Encyclopedie van de evolutiebiologie

Prof. Nico M. van Straalen (2019)

Gepubliceerd op 26-06-2020

Eugenetica

betekenis & definitie

Beweging die streeft naar toename van hooggewaardeerde eigenschappen in een menselijke bevolking door middel van selectieve voortplanting

De eugenetica-beweging dateert uit het einde van de negentiende eeuw en vestigde zich in Europa en de Verenigde Staten in de jaren 1920. Het was aanvankelijk een idealistische beweging die met goede bedoelingen streefde naar algehele verbetering van de wereldbevolking. Onder de vroege voorstanders waren veel intellectuelen, o.a. Francis Galton en Alexander Bell die geïnspireerd werden door Thomas Malthus en Charles Darwin. Toen het principe in de jaren 30 overgenomen werd door het nationaalsocialisme in Duitsland ontstond een sterke afkeer. In Nederland heeft de eugenetica nooit vaste voet aan de grond gekregen.

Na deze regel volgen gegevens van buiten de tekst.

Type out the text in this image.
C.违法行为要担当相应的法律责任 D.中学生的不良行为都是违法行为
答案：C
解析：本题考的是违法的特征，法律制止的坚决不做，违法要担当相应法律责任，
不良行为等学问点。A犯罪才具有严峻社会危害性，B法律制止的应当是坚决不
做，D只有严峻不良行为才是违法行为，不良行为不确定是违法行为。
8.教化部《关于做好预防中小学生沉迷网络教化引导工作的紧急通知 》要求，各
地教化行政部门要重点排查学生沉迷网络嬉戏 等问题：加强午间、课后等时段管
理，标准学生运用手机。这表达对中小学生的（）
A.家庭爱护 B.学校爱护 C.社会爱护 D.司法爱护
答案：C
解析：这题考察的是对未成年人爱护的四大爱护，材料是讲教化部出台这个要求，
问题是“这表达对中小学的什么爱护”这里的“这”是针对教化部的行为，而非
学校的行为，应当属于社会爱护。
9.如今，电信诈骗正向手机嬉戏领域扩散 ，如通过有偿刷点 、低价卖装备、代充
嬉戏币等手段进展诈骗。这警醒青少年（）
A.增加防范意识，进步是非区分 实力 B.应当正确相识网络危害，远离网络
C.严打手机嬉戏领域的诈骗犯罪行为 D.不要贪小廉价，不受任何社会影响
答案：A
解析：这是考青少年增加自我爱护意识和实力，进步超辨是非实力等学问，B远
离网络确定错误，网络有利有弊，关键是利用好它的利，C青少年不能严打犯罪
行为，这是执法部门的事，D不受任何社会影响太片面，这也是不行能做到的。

Een van de benaderingen (“negatieve eugenetica”) was om met sterilisatiecampagnes te voorkomen dat zwakzinnigen, mensen met ernstige aangeboren ziektes en misdadigers kinderen kregen. Vaak hadden deze maatregelen en de onderliggende wetgeving een sterk racistisch karakter (bijvoorbeeld een verbod op gemengde huwelijken). Met positieve eugenetica probeerde men te bevorderen dat hoogbegaafde stellen meer kinderen kregen.

Maar met eenvoudige populatiegenetica is aan te tonen dat onder realistische aannames al deze maatregelen weinig uithalen. De Engelse evolutiebioloog John Maynard Smith redeneerde: stel dat 1% van de vrouwen ervan te overtuigen is om de helft van haar kinderen te verkrijgen via kunstmatige inseminatie met sperma van mannen met een IQ-score één standaarddeviatie boven het gemiddelde, en dat de erfelijkheidsgraad van IQ-score gelijk is aan 0,5. Hieruit volgt dat het gemiddelde IQ van de bevolking in de volgende generatie 0,04 punten hoger ligt. Ter vergelijking: door beter onderwijs is het gemiddelde IQ in de 20ste eeuw gestegen met ongeveer 6 punten per 20 jaar.